Originally issued in Germany in 1981, Trio’s Klaus Voorman-produced debut album was updated to include their European million-seller, “Da Da Da ich lieb dich nicht du liebst mich nicht aha aha aha.” (With the lyrics redone in English, the song was popular in dance clubs outside Germany as well.) Compared to the rest of the album, though, the minimalist hit sounds nearly symphonic; Trio is basically guitar and drums behind monotonal (but bilingual) vocals. Lyrics are obsessed with lousy relationships and steeped in black humor — sometimes just blackness without the humor. But the band’s brutally primitive sound announces itself first.
The cassette-only Live im Frühjahr 82 essentially reprises the album, emphasizing guitar for a hot sound, and includes between-song raps auf deutsch.
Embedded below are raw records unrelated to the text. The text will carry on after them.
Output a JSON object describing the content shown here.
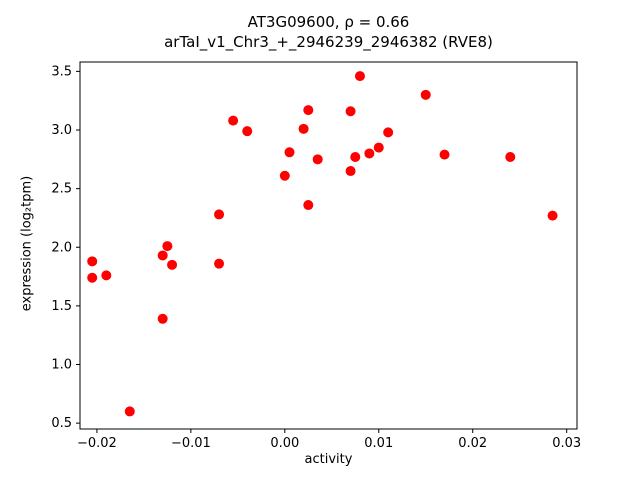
{
  "chart_data": {
    "type": "scatter",
    "title": "AT3G09600, ρ = 0.66",
    "subtitle": "arTaI_v1_Chr3_+_2946239_2946382 (RVE8)",
    "xlabel": "activity",
    "ylabel": "expression (log₂tpm)",
    "xlim": [
      -0.0218,
      0.0311
    ],
    "ylim": [
      0.45,
      3.58
    ],
    "xticks": [
      -0.02,
      -0.01,
      0.0,
      0.01,
      0.02,
      0.03
    ],
    "xtick_labels": [
      "−0.02",
      "−0.01",
      "0.00",
      "0.01",
      "0.02",
      "0.03"
    ],
    "yticks": [
      0.5,
      1.0,
      1.5,
      2.0,
      2.5,
      3.0,
      3.5
    ],
    "ytick_labels": [
      "0.5",
      "1.0",
      "1.5",
      "2.0",
      "2.5",
      "3.0",
      "3.5"
    ],
    "marker_color": "#ff0000",
    "legend": "none",
    "grid": false,
    "points": [
      [
        -0.0205,
        1.88
      ],
      [
        -0.0205,
        1.74
      ],
      [
        -0.019,
        1.76
      ],
      [
        -0.0165,
        0.6
      ],
      [
        -0.013,
        1.93
      ],
      [
        -0.013,
        1.39
      ],
      [
        -0.0125,
        2.01
      ],
      [
        -0.012,
        1.85
      ],
      [
        -0.007,
        2.28
      ],
      [
        -0.007,
        1.86
      ],
      [
        -0.0055,
        3.08
      ],
      [
        -0.004,
        2.99
      ],
      [
        0.0,
        2.61
      ],
      [
        0.0005,
        2.81
      ],
      [
        0.002,
        3.01
      ],
      [
        0.0025,
        3.17
      ],
      [
        0.0025,
        2.36
      ],
      [
        0.0035,
        2.75
      ],
      [
        0.007,
        3.16
      ],
      [
        0.007,
        2.65
      ],
      [
        0.0075,
        2.77
      ],
      [
        0.008,
        3.46
      ],
      [
        0.009,
        2.8
      ],
      [
        0.01,
        2.85
      ],
      [
        0.011,
        2.98
      ],
      [
        0.015,
        3.3
      ],
      [
        0.017,
        2.79
      ],
      [
        0.024,
        2.77
      ],
      [
        0.0285,
        2.27
      ]
    ]
  }
}
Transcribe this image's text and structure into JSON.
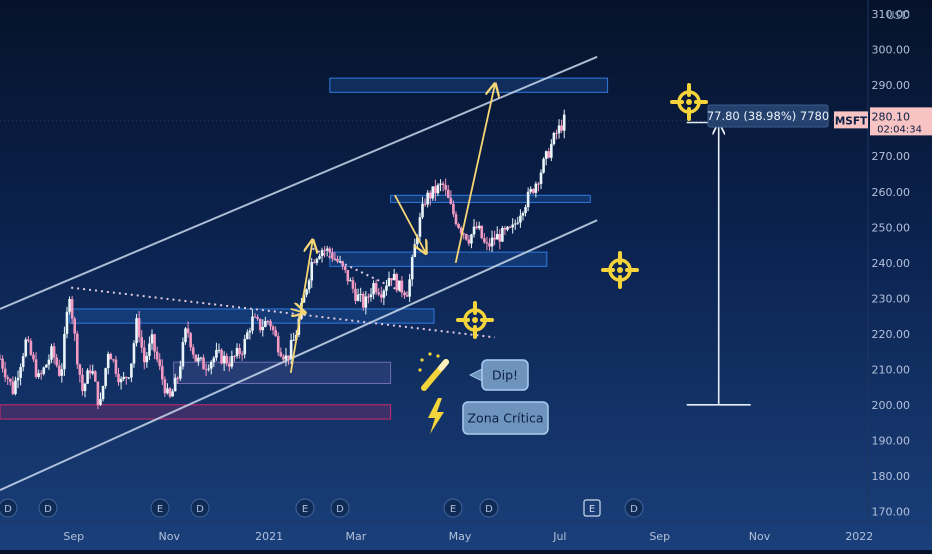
{
  "chart_data": {
    "type": "candlestick",
    "symbol": "MSFT",
    "currency": "USD",
    "last_price": "280.10",
    "countdown": "02:04:34",
    "measure_label": "77.80 (38.98%) 7780",
    "y_axis": {
      "min": 167,
      "max": 314,
      "ticks": [
        "310.00",
        "300.00",
        "290.00",
        "280.00",
        "270.00",
        "260.00",
        "250.00",
        "240.00",
        "230.00",
        "220.00",
        "210.00",
        "200.00",
        "190.00",
        "180.00",
        "170.00"
      ]
    },
    "x_axis": {
      "labels": [
        {
          "label": "Sep",
          "pos": 0.085
        },
        {
          "label": "Nov",
          "pos": 0.195
        },
        {
          "label": "2021",
          "pos": 0.31
        },
        {
          "label": "Mar",
          "pos": 0.41
        },
        {
          "label": "May",
          "pos": 0.53
        },
        {
          "label": "Jul",
          "pos": 0.645
        },
        {
          "label": "Sep",
          "pos": 0.76
        },
        {
          "label": "Nov",
          "pos": 0.875
        },
        {
          "label": "2022",
          "pos": 0.99
        }
      ]
    },
    "price_path": [
      [
        0.0,
        213
      ],
      [
        0.015,
        204
      ],
      [
        0.03,
        218
      ],
      [
        0.045,
        207
      ],
      [
        0.06,
        215
      ],
      [
        0.07,
        208
      ],
      [
        0.08,
        232
      ],
      [
        0.088,
        215
      ],
      [
        0.095,
        204
      ],
      [
        0.105,
        211
      ],
      [
        0.115,
        199
      ],
      [
        0.125,
        216
      ],
      [
        0.14,
        206
      ],
      [
        0.15,
        210
      ],
      [
        0.158,
        224
      ],
      [
        0.166,
        212
      ],
      [
        0.175,
        218
      ],
      [
        0.185,
        209
      ],
      [
        0.195,
        201
      ],
      [
        0.205,
        208
      ],
      [
        0.215,
        222
      ],
      [
        0.225,
        213
      ],
      [
        0.235,
        211
      ],
      [
        0.25,
        214
      ],
      [
        0.265,
        212
      ],
      [
        0.28,
        216
      ],
      [
        0.29,
        224
      ],
      [
        0.3,
        222
      ],
      [
        0.31,
        224
      ],
      [
        0.32,
        217
      ],
      [
        0.33,
        213
      ],
      [
        0.34,
        219
      ],
      [
        0.35,
        230
      ],
      [
        0.36,
        241
      ],
      [
        0.37,
        244
      ],
      [
        0.38,
        243
      ],
      [
        0.39,
        240
      ],
      [
        0.4,
        236
      ],
      [
        0.41,
        231
      ],
      [
        0.42,
        228
      ],
      [
        0.43,
        234
      ],
      [
        0.44,
        232
      ],
      [
        0.45,
        237
      ],
      [
        0.46,
        233
      ],
      [
        0.47,
        232
      ],
      [
        0.48,
        248
      ],
      [
        0.49,
        258
      ],
      [
        0.5,
        260
      ],
      [
        0.51,
        262
      ],
      [
        0.52,
        255
      ],
      [
        0.53,
        250
      ],
      [
        0.54,
        247
      ],
      [
        0.55,
        250
      ],
      [
        0.56,
        244
      ],
      [
        0.57,
        247
      ],
      [
        0.58,
        248
      ],
      [
        0.59,
        249
      ],
      [
        0.6,
        255
      ],
      [
        0.61,
        259
      ],
      [
        0.62,
        264
      ],
      [
        0.63,
        270
      ],
      [
        0.64,
        276
      ],
      [
        0.65,
        280
      ]
    ],
    "drawings": {
      "channel_upper": [
        [
          0.0,
          227
        ],
        [
          0.688,
          298
        ]
      ],
      "channel_lower": [
        [
          0.0,
          176
        ],
        [
          0.688,
          252
        ]
      ],
      "dotted_trend_1": [
        [
          0.082,
          233
        ],
        [
          0.57,
          219
        ]
      ],
      "dotted_trend_2": [
        [
          0.36,
          244
        ],
        [
          0.47,
          231
        ]
      ],
      "zones": [
        {
          "x0": 0.38,
          "x1": 0.7,
          "y0": 288,
          "y1": 292,
          "color": "#2f7be0"
        },
        {
          "x0": 0.45,
          "x1": 0.68,
          "y0": 257,
          "y1": 259,
          "color": "#2f7be0"
        },
        {
          "x0": 0.38,
          "x1": 0.63,
          "y0": 239,
          "y1": 243,
          "color": "#2f7be0"
        },
        {
          "x0": 0.08,
          "x1": 0.5,
          "y0": 223,
          "y1": 227,
          "color": "#2f7be0"
        },
        {
          "x0": 0.2,
          "x1": 0.45,
          "y0": 206,
          "y1": 212,
          "color": "#6d6db0"
        },
        {
          "x0": 0.0,
          "x1": 0.45,
          "y0": 196,
          "y1": 200,
          "color": "#d0286e"
        }
      ],
      "arrows": [
        {
          "from": [
            0.335,
            209
          ],
          "to": [
            0.36,
            246
          ]
        },
        {
          "from": [
            0.335,
            227
          ],
          "to": [
            0.35,
            226
          ]
        },
        {
          "from": [
            0.455,
            259
          ],
          "to": [
            0.49,
            243
          ]
        },
        {
          "from": [
            0.525,
            240
          ],
          "to": [
            0.57,
            290
          ]
        }
      ],
      "range_measure": {
        "x": 0.828,
        "top": 279.5,
        "bottom": 200
      },
      "callouts": [
        {
          "id": "dip",
          "text": "Dip!"
        },
        {
          "id": "critica",
          "text": "Zona Crítica"
        }
      ]
    },
    "colors": {
      "up": "#e9f5f8",
      "down": "#f39ac2",
      "channel": "#c9d8ec",
      "arrow": "#f7d774",
      "target": "#f5d43b",
      "price_label_bg": "#f8c3c3",
      "price_label_text": "#0c1f44"
    }
  }
}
The 12-inch Trio EP consists of five tracks from the album of the same name (including six-plus minutes of the English-language “Da Da Da”) plus a later single, “Anna.”
After that tentative step, Trio’s American label took the plunge with Trio and Error, which also includes “Da Da Da”; the new material — almost all in English — is a little more musical and only a little less downbeat. But the na‹veté is charming.
With Bye Bye, Trio departed roughly the same as they entered: simple, witty and sarcastic in two languages. A ’50s revivalist spirit informs the crazed guitar work of “Ich lieb den Rock’n’Roll” and a constipated “Tutti Frutti”; for those with longer memories, Trio thoughtfully includes an (almost) reverent version of “Tooralooralooraloo.” Full-scale production on “Out in the Streets” renders it the most routine-sounding track Trio ever recorded; others (e.g., the catchy “Immer Noch Einmal”) are as deliciously spartan as ever.